Korsel berusaha menjual T-50 ke Indonesia, sebagai pengganti jet latih Hawk. Bila terwujud kontrak pembelian, Indonesia negara pertama pembeli T-50. (Foto: KAI)
10 Desember 2010 -- Korea Selatan dan Indonesia setuju meningkatkan kerjasama bilateral dalam bidang kelistrikan, baja, energi, teknologi informasi dan industri pertahanan, saat pembicaraan kedua kepala negara di forum demokrasi regional, Denpasar, Bali, Kamis (9/12), ungkap pejabat kantor Kepresidenan Korsel Cheong Wa Dae kutip kantor berita Yonhap.
Presiden Korsel Lee Myung-bak dan Presiden Indonesia Susilo Bambang Yudhoyono melakukan pembicaraan mendalam mengenai promosi perdagangan dan investasi serta meningkatkan kerjasama dalam bidang energi dan sumber daya alam.
Nilai perdagangan kedua negara diproyeksikan mencapai 20 milyar dolar tahun ini, meningkat dari 15 milyar dolar pada 2009.
Pada bidang industri pertahanan, belum dapat dikorfimasi apakah kedua pimpinan pemerintahan mendiskusikan usaha Seoul menjual jet latih T-50 Golden Eagle, kapal selam dan kendaraan ranpur ke Jakarta.
Kementrian Pertahanan Indonesia tengah mencari pengganti jet latih Hawk buatan Inggris serta menambah armada kapal selam.
Pada 2004, KASAL saat itu Laksamana TNI Bernard Kent Sondakh mengatakan di Bandung, Indonesia akan membeli dua kapal selam kelas 209/1200 Chang Bogo dari Korsel senilai 300 juta dolar menggunakan sistim imbal beli (Tempo interaktif 24/5/2004). Korsel membeli 8 pesawat patroli laut buatan PT DI CN-235-200 senilai 160 miliar won sedangkan Indonesia membeli 2 kapal selam berbobot 1200 ton (Chosun Ilbo 2/7/2008). Hingga diserahterimakan pesawat CN-235-220 ke pemerintah Korea Selatan oleh PT. DI proses pembelian KS belum jelas kelanjutannya.

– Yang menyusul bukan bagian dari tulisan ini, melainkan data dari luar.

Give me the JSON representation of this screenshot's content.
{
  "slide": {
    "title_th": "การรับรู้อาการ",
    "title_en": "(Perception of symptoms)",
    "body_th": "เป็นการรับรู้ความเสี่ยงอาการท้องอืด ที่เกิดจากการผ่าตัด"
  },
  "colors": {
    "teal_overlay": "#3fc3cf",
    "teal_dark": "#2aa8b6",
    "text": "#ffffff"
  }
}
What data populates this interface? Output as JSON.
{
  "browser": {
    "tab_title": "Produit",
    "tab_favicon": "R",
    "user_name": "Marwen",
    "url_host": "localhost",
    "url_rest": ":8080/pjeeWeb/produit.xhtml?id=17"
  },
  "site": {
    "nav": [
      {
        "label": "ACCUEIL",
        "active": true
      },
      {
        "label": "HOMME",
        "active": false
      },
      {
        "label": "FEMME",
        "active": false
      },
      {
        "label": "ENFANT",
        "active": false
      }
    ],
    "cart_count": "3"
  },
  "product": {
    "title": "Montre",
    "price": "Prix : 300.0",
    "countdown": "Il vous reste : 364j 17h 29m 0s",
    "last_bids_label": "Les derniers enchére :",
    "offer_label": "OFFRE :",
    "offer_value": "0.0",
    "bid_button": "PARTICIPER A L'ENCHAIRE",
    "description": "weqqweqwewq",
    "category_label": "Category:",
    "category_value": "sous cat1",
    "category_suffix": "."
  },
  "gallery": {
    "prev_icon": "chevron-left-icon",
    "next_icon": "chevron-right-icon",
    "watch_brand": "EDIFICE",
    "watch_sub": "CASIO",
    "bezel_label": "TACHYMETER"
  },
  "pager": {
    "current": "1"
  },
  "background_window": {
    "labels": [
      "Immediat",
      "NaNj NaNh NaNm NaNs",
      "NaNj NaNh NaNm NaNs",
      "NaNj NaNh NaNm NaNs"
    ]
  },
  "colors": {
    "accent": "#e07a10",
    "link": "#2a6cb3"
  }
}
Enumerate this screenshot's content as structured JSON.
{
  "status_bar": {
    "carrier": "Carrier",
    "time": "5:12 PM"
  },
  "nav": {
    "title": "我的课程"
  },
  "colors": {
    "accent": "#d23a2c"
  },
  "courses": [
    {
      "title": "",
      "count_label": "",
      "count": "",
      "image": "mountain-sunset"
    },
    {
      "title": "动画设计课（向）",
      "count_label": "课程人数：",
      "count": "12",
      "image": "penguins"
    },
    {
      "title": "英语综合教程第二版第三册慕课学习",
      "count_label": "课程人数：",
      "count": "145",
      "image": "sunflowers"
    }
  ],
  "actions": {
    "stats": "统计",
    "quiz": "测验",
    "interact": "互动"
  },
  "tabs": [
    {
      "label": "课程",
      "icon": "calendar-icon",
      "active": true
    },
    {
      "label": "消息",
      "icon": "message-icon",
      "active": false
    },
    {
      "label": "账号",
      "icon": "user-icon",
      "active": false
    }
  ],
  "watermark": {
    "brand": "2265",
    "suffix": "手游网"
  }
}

Daewoo International Corp. dan Kementrian Pertahanan Indonesia meneken kontrak pembelian 22 ranpur IFV K-21 berkemampuan amfibi senilai 70 juta dolar untuk TNI AD. Pembiayaan berasal dari Bank Exim Korsel dan ranpur mulai diproduksi mulai November 2010, penyerahan direncanakan hingga akhir 2013.
Ranpur K21 dikembangkan oleh Agency for Defense Development (ADD) dan 11 perusahaan lokal dipimpin Doosan DST menelan investasi sekitar 90 milyar won (78 juta dolar).
Doosan DST mulai memproduksi massal K-21 awal 2009 dan menyerahkan pertama kali ke AD Korsel akhir November. Ranpur K-21 telah dua kali mengalami insiden fatal pada Desember 2009 dan Juli 2010, menewaskan satu prajurit.
Tim terdiri dari militer dan ahli sipil menyimpulkan penyebab insiden karena cacat rancangan, kurangnya kemampuan mengapung ranpur, tidak berkerjanya wave plate karena kurang tinggi dan masalah pada pompa penyedot air, diumumkan Kemhan Korsel (30/11), diberitakan laman Defense News, Rabu (1/12).
Ranpur K-21 akan dimodifikasi dan diperbaiki serta segera diuji coba pada Februari 2011, menurut Menhan Korsel.
Doosan K-21 sebanding dengan M2A3 Bradley buatan BAE Systems Land and Armaments dan BMP-3 dibuat oleh Kurganmashzavod.